Segundo Bauman, numa sociedade sinóptica de viciados em comprar, os pobres não podem desviar os olhos, pois não há mais para onde olhar. Os ricos, por sua vez, parecem ter mais possibilidades de escolha, mas suas vidas não são menos insuportáveis por isso.
“É muito difícil encontrar uma pessoa feliz entre os ricos. A felicidade tem a ver com a satisfação de expectativas. O pobre consegue ser feliz com mais frequência exatamente porque a sua vida pede pouco para ser satisfeita.”
Na sociedade líquido-moderna, diz Bauman, não consumir significa escolher ser excluído:
“Se você define seu valor pelas coisas que você tem e que te rodeiam, ser excluído é humilhante. É o crime da humilhação”.
A cultura do lixo
Na visão de Bauman, vivemos hoje numa cultura de lixo.

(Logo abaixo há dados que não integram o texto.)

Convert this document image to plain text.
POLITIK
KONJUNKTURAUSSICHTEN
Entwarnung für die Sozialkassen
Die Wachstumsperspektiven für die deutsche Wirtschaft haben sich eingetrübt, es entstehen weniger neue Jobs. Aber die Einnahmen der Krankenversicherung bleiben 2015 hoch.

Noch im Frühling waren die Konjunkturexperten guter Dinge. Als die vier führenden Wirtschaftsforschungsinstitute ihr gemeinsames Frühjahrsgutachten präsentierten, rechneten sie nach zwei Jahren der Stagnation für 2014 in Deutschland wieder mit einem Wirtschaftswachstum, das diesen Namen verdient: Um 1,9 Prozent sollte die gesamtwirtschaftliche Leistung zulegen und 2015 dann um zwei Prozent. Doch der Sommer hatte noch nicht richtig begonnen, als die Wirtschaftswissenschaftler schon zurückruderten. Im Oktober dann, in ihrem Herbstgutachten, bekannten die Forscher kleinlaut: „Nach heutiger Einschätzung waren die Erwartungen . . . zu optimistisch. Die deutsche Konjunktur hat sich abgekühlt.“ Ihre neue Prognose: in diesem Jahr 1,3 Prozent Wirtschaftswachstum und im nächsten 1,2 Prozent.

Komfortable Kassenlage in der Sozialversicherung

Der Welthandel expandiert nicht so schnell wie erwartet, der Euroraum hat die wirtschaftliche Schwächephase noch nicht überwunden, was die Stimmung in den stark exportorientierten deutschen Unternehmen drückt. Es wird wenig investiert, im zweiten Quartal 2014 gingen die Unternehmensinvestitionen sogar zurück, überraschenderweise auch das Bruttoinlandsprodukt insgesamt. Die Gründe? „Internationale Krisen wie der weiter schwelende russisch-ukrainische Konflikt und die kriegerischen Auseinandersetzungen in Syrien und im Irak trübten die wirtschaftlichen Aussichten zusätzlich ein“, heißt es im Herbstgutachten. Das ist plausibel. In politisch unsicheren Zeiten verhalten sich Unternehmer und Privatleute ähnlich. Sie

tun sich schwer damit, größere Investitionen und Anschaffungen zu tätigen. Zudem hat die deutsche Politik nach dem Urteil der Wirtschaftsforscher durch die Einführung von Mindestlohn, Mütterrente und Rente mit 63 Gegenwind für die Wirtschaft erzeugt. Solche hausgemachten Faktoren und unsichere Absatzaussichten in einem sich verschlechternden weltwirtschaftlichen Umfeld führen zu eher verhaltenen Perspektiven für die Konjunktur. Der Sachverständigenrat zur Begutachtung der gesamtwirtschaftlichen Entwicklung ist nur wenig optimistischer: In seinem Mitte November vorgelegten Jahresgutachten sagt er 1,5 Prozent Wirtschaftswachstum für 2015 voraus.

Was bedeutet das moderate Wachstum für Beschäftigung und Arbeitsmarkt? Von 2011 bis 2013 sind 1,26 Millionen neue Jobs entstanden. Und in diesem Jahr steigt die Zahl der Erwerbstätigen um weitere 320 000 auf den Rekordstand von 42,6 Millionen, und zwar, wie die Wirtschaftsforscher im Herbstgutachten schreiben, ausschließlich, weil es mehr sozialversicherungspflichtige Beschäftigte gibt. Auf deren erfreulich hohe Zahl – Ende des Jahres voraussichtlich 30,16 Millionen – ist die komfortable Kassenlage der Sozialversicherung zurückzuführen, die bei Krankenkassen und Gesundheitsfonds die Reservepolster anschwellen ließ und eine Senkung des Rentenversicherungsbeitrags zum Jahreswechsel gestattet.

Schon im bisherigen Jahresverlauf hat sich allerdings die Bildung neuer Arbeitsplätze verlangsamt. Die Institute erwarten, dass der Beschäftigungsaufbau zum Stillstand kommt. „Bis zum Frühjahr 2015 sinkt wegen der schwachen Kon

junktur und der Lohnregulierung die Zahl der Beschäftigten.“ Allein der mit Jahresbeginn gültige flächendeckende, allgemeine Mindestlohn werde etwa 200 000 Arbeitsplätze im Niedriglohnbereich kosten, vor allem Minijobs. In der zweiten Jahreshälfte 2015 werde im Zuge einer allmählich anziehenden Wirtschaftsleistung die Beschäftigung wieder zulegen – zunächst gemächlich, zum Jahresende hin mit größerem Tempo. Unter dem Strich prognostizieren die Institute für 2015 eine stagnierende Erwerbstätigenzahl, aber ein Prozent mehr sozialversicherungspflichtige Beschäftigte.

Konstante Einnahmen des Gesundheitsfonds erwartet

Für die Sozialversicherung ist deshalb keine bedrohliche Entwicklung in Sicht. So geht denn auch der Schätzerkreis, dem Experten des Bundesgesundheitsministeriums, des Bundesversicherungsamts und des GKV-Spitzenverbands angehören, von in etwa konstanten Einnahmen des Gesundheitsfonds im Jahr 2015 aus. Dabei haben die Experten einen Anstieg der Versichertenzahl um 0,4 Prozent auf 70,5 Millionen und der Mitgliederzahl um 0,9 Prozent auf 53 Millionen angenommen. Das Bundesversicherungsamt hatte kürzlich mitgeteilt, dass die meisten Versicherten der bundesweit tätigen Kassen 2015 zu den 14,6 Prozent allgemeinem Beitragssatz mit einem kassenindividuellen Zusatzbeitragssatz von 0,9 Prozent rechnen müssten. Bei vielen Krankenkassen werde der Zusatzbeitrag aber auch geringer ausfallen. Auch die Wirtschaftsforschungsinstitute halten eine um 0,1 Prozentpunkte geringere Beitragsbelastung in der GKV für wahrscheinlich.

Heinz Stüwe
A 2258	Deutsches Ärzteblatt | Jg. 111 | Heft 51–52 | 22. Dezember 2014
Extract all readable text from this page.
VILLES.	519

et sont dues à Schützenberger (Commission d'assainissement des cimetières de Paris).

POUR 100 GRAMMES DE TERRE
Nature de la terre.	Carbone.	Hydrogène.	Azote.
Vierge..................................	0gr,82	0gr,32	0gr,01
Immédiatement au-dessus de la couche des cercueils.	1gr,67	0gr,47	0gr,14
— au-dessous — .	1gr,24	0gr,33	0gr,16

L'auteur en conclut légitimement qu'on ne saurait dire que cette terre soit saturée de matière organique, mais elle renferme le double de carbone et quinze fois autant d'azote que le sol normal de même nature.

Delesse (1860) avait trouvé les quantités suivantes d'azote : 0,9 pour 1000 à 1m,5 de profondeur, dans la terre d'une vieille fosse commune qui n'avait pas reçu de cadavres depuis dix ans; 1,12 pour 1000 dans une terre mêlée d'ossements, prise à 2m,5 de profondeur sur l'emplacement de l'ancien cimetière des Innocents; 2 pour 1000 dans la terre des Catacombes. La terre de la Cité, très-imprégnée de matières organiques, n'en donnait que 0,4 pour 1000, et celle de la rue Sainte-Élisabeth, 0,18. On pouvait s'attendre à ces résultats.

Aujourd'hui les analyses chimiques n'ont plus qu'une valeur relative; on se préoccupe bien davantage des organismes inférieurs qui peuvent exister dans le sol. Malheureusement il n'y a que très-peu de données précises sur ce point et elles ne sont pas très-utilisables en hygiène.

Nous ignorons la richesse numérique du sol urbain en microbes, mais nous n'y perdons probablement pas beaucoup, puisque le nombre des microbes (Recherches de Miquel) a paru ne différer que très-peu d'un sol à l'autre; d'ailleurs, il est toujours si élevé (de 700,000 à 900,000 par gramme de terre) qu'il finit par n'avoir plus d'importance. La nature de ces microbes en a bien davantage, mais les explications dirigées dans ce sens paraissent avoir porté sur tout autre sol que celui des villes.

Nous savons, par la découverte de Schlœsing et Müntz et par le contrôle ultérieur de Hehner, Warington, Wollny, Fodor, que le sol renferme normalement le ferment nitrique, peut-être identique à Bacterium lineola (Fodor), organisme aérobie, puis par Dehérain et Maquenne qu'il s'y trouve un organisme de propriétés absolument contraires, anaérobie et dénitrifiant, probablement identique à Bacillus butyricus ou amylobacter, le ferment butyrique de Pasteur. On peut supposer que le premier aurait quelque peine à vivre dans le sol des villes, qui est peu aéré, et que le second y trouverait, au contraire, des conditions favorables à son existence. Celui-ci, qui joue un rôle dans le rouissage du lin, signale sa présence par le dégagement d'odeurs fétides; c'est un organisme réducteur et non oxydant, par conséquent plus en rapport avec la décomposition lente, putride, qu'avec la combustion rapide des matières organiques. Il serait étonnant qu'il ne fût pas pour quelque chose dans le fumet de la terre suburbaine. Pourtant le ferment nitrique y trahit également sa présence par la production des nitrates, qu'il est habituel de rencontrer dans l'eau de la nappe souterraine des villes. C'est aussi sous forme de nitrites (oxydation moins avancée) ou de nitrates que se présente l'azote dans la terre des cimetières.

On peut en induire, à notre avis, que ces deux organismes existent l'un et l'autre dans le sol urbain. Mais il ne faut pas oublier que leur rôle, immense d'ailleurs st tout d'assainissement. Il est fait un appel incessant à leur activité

Numa sociedade de consumidores que sufocam produtores, a lei consumista afirma que quem não consome tornar-se-á humilhado, quem consome livrar-se-á da exclusão, e o que é consumido transformar-se-a em lixo. Essa é a expressão caprichada da cultura de lixo contemporânea.
“O lixo é o principal e comprovadamente o mais abundante produto da sociedade moderna de consumo. Entre as indústrias da sociedade de consumo, a de produção de lixo é a mais sólida e imune a crises.”
Em Vida Para Consumo, Bauman também cita Aldous Huxley ao dizer que a sociedade atual de consumidores e produtores de lixo causa o próprio caos e desordem no “admirável mundo líquido”.
A escravidão consumista é a realidade massiva na atual cultura do lixo.
“A vida talvez seja sempre um viver-para-a-morte. Mas, para os que vivem na líquida sociedade moderna, a perspectiva de viver-para-o-depósito-de-lixo pode ser a preocupação mais imediata.”
Referências bibliográficas:
BAUMAN, Zygmunt. Vida Para Consumo.
BAUMAN, Zygmunt. Trabalho, Consumismo e os Novos Pobres.
BITTENCOURT, Renato. A Estrutura Simbólica da Vida Líquida em Zygmunt Bauman.